After numerous attempts, Lillian all but gave up on the first page of the pirate logs. Her head aching with the sheer extent of rules, symbols and synthetic grammar in Hook's books, she slumped face down on the open page.

"Doing a little research on the family tree?"

Lillian sat up, deftly closing the book with one hand before registering the presence of Rumplestiltskin. She idly lifted the book and tapped it on the table. "The only parents I knew are dead. All I have left are rumors," she let the book drop flat on the table with a look of irritation, "and mystery."

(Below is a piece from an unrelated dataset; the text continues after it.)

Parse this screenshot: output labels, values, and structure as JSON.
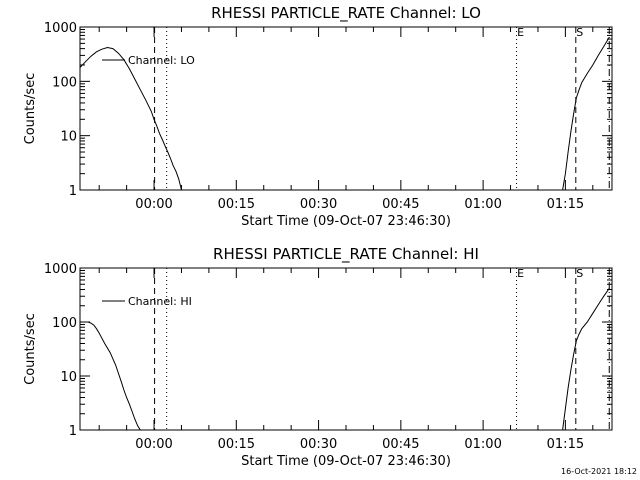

"I'll save you some trouble. There wasn't much mystery to your father, it's your mother that boggles me. But," he giggled, throwing a finger in the air playfully. "Never say that I was never a team player. The captain wants you to learn a little discipline, and I am happy to oblige."

"Henry sent you?"

"Of course not, dearie. He believes in you. I, however, am a bit of a skeptic. Don't take it personally. In fact, I'll teach you something even your father would approve of. Lesson number one," the green man's demeanor darkened. "You don't leave the ship without your captain's permission."

Lillian's feet tingled and, for a moment, she couldn't even lift them from the floor. She turned a dark glare of her own on the snickering man.

"Lesson two—and really this is more of an ad lib on my part—if you ever do anything to endanger Henry's life," Rumplestiltskin gritted his teeth in a humorless smile, "I will wipe you from existence."